I own this snapshot: a physical and mental yellowing image of recollect. And with it, I can even extrapolate the now-fuzzy minutia: the coconut sun lotion, the berries staining both skin and clothing.
These are my honey-coloured memories. My amber-hued, nostalgia steeped, butterfly-collections of time. Yet I am a scavenger, a stealer, a thief. I prise these sloughed and forgotten moments from others and take them. I replace whatever is bitter and broken with a stranger’s nugget- to roll around and suck on, to savour, to revel, to own.
Angels in Your Beer finds the chicklet-sized moments discarded from books, photos and junkshop clutter, and collects, embellishes and engorges with drips and clots of paint.
To lavish and expend, to pay generous attention to, in a thriftless and profusely unrestrained manner is to give value, lend worth, and to make colourful and whole what was otherwise pale and incomplete.
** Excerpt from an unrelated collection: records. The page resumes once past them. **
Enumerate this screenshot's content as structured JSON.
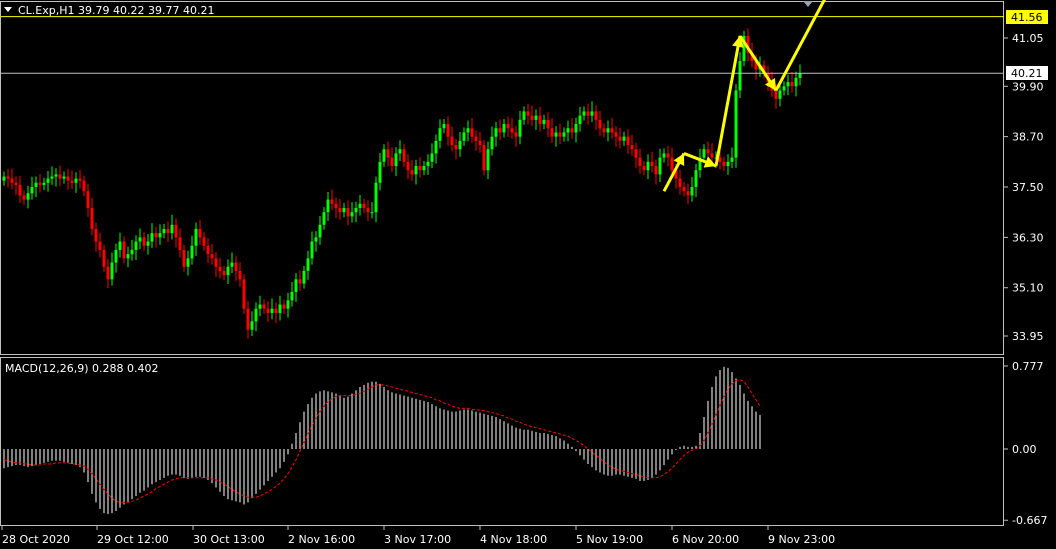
{
  "header": {
    "symbol_line": "CL.Exp,H1  39.79 40.22 39.77 40.21"
  },
  "colors": {
    "background": "#000000",
    "bull": "#00ff00",
    "bear": "#ff0000",
    "arrow": "#ffff00",
    "level_line": "#ffff00",
    "price_line": "#c0c0c0",
    "macd_hist": "#ffffff",
    "macd_signal": "#ff0000"
  },
  "price_panel": {
    "y_ticks": [
      "41.05",
      "39.90",
      "38.70",
      "37.50",
      "36.30",
      "35.10",
      "33.95"
    ],
    "level_label": "41.56",
    "current_label": "40.21"
  },
  "macd_panel": {
    "label": "MACD(12,26,9) 0.288 0.402",
    "y_ticks": [
      "0.777",
      "0.00",
      "-0.667"
    ]
  },
  "x_ticks": [
    "28 Oct 2020",
    "29 Oct 12:00",
    "30 Oct 13:00",
    "2 Nov 16:00",
    "3 Nov 17:00",
    "4 Nov 18:00",
    "5 Nov 19:00",
    "6 Nov 20:00",
    "9 Nov 23:00"
  ],
  "chart_data": {
    "type": "line",
    "title": "CL.Exp,H1",
    "ohlc_last": {
      "open": 39.79,
      "high": 40.22,
      "low": 39.77,
      "close": 40.21
    },
    "close_series": [
      37.75,
      37.7,
      37.6,
      37.55,
      37.3,
      37.2,
      37.35,
      37.5,
      37.6,
      37.55,
      37.6,
      37.7,
      37.75,
      37.8,
      37.7,
      37.75,
      37.65,
      37.6,
      37.7,
      37.65,
      37.4,
      37.0,
      36.5,
      36.2,
      36.0,
      35.6,
      35.3,
      35.7,
      36.0,
      36.2,
      35.8,
      35.9,
      36.0,
      36.2,
      36.3,
      36.1,
      36.2,
      36.4,
      36.3,
      36.4,
      36.5,
      36.4,
      36.6,
      36.3,
      36.0,
      35.6,
      35.8,
      36.1,
      36.5,
      36.3,
      36.1,
      35.9,
      35.8,
      35.6,
      35.5,
      35.4,
      35.6,
      35.7,
      35.5,
      35.3,
      34.6,
      34.1,
      34.3,
      34.6,
      34.7,
      34.6,
      34.5,
      34.6,
      34.5,
      34.7,
      34.6,
      34.8,
      35.0,
      35.3,
      35.2,
      35.5,
      35.8,
      36.2,
      36.3,
      36.6,
      36.9,
      37.2,
      37.1,
      37.0,
      36.9,
      37.0,
      36.8,
      36.9,
      37.0,
      37.1,
      37.0,
      36.9,
      36.9,
      37.6,
      38.1,
      38.4,
      38.2,
      38.0,
      38.3,
      38.4,
      38.1,
      37.9,
      37.8,
      38.0,
      37.9,
      38.0,
      38.1,
      38.3,
      38.6,
      38.9,
      39.0,
      38.7,
      38.5,
      38.4,
      38.6,
      38.8,
      38.9,
      38.7,
      38.6,
      38.5,
      37.9,
      38.4,
      38.7,
      38.9,
      38.8,
      39.0,
      38.9,
      38.8,
      38.7,
      39.1,
      39.3,
      39.2,
      39.1,
      39.2,
      39.0,
      39.1,
      38.9,
      38.7,
      38.8,
      38.7,
      38.8,
      38.9,
      38.8,
      39.0,
      39.2,
      39.3,
      39.2,
      39.3,
      39.1,
      38.9,
      38.8,
      38.9,
      38.8,
      38.7,
      38.6,
      38.7,
      38.5,
      38.4,
      38.2,
      38.0,
      37.9,
      38.1,
      38.0,
      37.8,
      38.2,
      38.3,
      38.2,
      37.9,
      37.7,
      37.5,
      37.4,
      37.3,
      37.5,
      37.9,
      38.2,
      38.4,
      38.3,
      38.2,
      38.2,
      38.1,
      38.0,
      38.1,
      38.2,
      39.8,
      40.5,
      41.1,
      40.7,
      40.5,
      40.3,
      40.4,
      40.2,
      40.0,
      39.8,
      39.6,
      39.8,
      39.9,
      40.0,
      39.9,
      40.1,
      40.21
    ],
    "macd_hist": [
      -0.18,
      -0.17,
      -0.16,
      -0.15,
      -0.15,
      -0.16,
      -0.17,
      -0.16,
      -0.15,
      -0.14,
      -0.13,
      -0.12,
      -0.11,
      -0.11,
      -0.11,
      -0.12,
      -0.13,
      -0.14,
      -0.15,
      -0.17,
      -0.22,
      -0.31,
      -0.42,
      -0.5,
      -0.56,
      -0.6,
      -0.61,
      -0.6,
      -0.58,
      -0.55,
      -0.52,
      -0.5,
      -0.47,
      -0.44,
      -0.41,
      -0.39,
      -0.36,
      -0.33,
      -0.31,
      -0.29,
      -0.27,
      -0.25,
      -0.24,
      -0.24,
      -0.25,
      -0.27,
      -0.28,
      -0.27,
      -0.26,
      -0.26,
      -0.27,
      -0.29,
      -0.32,
      -0.36,
      -0.4,
      -0.44,
      -0.47,
      -0.48,
      -0.49,
      -0.5,
      -0.52,
      -0.5,
      -0.46,
      -0.42,
      -0.38,
      -0.34,
      -0.3,
      -0.26,
      -0.22,
      -0.18,
      -0.12,
      -0.05,
      0.05,
      0.15,
      0.25,
      0.35,
      0.42,
      0.48,
      0.52,
      0.54,
      0.55,
      0.54,
      0.53,
      0.52,
      0.5,
      0.48,
      0.49,
      0.52,
      0.55,
      0.58,
      0.6,
      0.62,
      0.63,
      0.63,
      0.61,
      0.58,
      0.55,
      0.53,
      0.52,
      0.51,
      0.5,
      0.49,
      0.48,
      0.47,
      0.46,
      0.45,
      0.44,
      0.42,
      0.4,
      0.38,
      0.37,
      0.36,
      0.35,
      0.35,
      0.36,
      0.37,
      0.37,
      0.36,
      0.35,
      0.34,
      0.33,
      0.32,
      0.31,
      0.3,
      0.28,
      0.26,
      0.24,
      0.22,
      0.2,
      0.19,
      0.18,
      0.18,
      0.17,
      0.16,
      0.15,
      0.15,
      0.14,
      0.13,
      0.12,
      0.1,
      0.08,
      0.05,
      0.02,
      -0.02,
      -0.06,
      -0.1,
      -0.14,
      -0.17,
      -0.2,
      -0.22,
      -0.24,
      -0.25,
      -0.25,
      -0.24,
      -0.24,
      -0.25,
      -0.26,
      -0.27,
      -0.28,
      -0.3,
      -0.3,
      -0.29,
      -0.27,
      -0.24,
      -0.2,
      -0.15,
      -0.1,
      -0.05,
      -0.01,
      0.02,
      0.03,
      0.02,
      0.02,
      0.03,
      0.15,
      0.3,
      0.45,
      0.58,
      0.68,
      0.74,
      0.77,
      0.76,
      0.72,
      0.66,
      0.6,
      0.52,
      0.45,
      0.4,
      0.35,
      0.32
    ],
    "macd_signal": [
      -0.1,
      -0.11,
      -0.12,
      -0.13,
      -0.13,
      -0.14,
      -0.14,
      -0.15,
      -0.15,
      -0.15,
      -0.14,
      -0.14,
      -0.14,
      -0.13,
      -0.13,
      -0.13,
      -0.13,
      -0.14,
      -0.14,
      -0.15,
      -0.16,
      -0.19,
      -0.23,
      -0.28,
      -0.33,
      -0.38,
      -0.42,
      -0.46,
      -0.49,
      -0.5,
      -0.5,
      -0.5,
      -0.49,
      -0.48,
      -0.46,
      -0.44,
      -0.42,
      -0.4,
      -0.37,
      -0.35,
      -0.33,
      -0.31,
      -0.29,
      -0.28,
      -0.27,
      -0.27,
      -0.27,
      -0.27,
      -0.27,
      -0.27,
      -0.27,
      -0.27,
      -0.28,
      -0.29,
      -0.31,
      -0.33,
      -0.35,
      -0.38,
      -0.4,
      -0.42,
      -0.44,
      -0.45,
      -0.45,
      -0.45,
      -0.44,
      -0.42,
      -0.4,
      -0.38,
      -0.35,
      -0.32,
      -0.28,
      -0.23,
      -0.17,
      -0.1,
      -0.02,
      0.06,
      0.14,
      0.22,
      0.29,
      0.35,
      0.4,
      0.44,
      0.47,
      0.49,
      0.5,
      0.5,
      0.5,
      0.5,
      0.51,
      0.52,
      0.54,
      0.56,
      0.58,
      0.6,
      0.6,
      0.6,
      0.59,
      0.58,
      0.57,
      0.56,
      0.55,
      0.54,
      0.53,
      0.52,
      0.51,
      0.5,
      0.49,
      0.48,
      0.46,
      0.45,
      0.43,
      0.42,
      0.4,
      0.39,
      0.38,
      0.38,
      0.38,
      0.37,
      0.37,
      0.36,
      0.36,
      0.35,
      0.34,
      0.33,
      0.32,
      0.31,
      0.29,
      0.28,
      0.26,
      0.25,
      0.23,
      0.22,
      0.21,
      0.2,
      0.19,
      0.18,
      0.17,
      0.16,
      0.15,
      0.14,
      0.13,
      0.12,
      0.1,
      0.08,
      0.06,
      0.03,
      0.0,
      -0.03,
      -0.06,
      -0.09,
      -0.12,
      -0.15,
      -0.17,
      -0.19,
      -0.2,
      -0.21,
      -0.22,
      -0.23,
      -0.24,
      -0.25,
      -0.26,
      -0.27,
      -0.27,
      -0.27,
      -0.26,
      -0.24,
      -0.21,
      -0.18,
      -0.14,
      -0.1,
      -0.06,
      -0.03,
      -0.01,
      0.0,
      0.03,
      0.08,
      0.15,
      0.23,
      0.32,
      0.41,
      0.49,
      0.56,
      0.61,
      0.64,
      0.65,
      0.63,
      0.58,
      0.52,
      0.46,
      0.4
    ],
    "arrows": [
      {
        "from": [
          165,
          37.4
        ],
        "to": [
          170,
          38.3
        ]
      },
      {
        "from": [
          170,
          38.3
        ],
        "to": [
          178,
          38.0
        ]
      },
      {
        "from": [
          178,
          38.0
        ],
        "to": [
          184,
          41.1
        ]
      },
      {
        "from": [
          184,
          41.1
        ],
        "to": [
          193,
          39.8
        ]
      },
      {
        "from": [
          193,
          39.8
        ],
        "to": [
          207,
          42.3
        ]
      }
    ],
    "ylim": [
      33.7,
      42.3
    ],
    "macd_ylim": [
      -0.72,
      0.82
    ]
  }
}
In these paintings culled of photos, pinnacles are peaked, accolades received and just rewards are reaped. Some appear dependent upon no means of talent, strength or fortitude, yet merely serve to stand witness to the vaguely celebratory, the semi-special.
These, like most memories contained, aren’t the endgame. They’re not the highest, the greatest, the fill-in-the-blank superlative, they’re just the minor cumulative, the fragmented figments providing visual proof that our cobbled-together little piece of existence really existed.
My real grandmother, the one who takes long naps and lithium twice a day, once ate so many apricots in one sitting that she puked all night long serpentine ropes of gelatinous orangey pulp.
In reflection, a refinement, a filtration of truth, perfidiously unblemished, polishes the real like fine china, and leaves behind a smoothly mirrored surface in which to ruminate upon the cleansed patina of memory’s aftertaste.
This procured recollect stains my fingertips and lips a berry-red while the crushed ones make starburst patterns beneath my feet. The coconut lotion leaves my grandmothers pale skin shiny-smooth for hours after, while mine, bereft of such protection is dry and already as brown as a nut.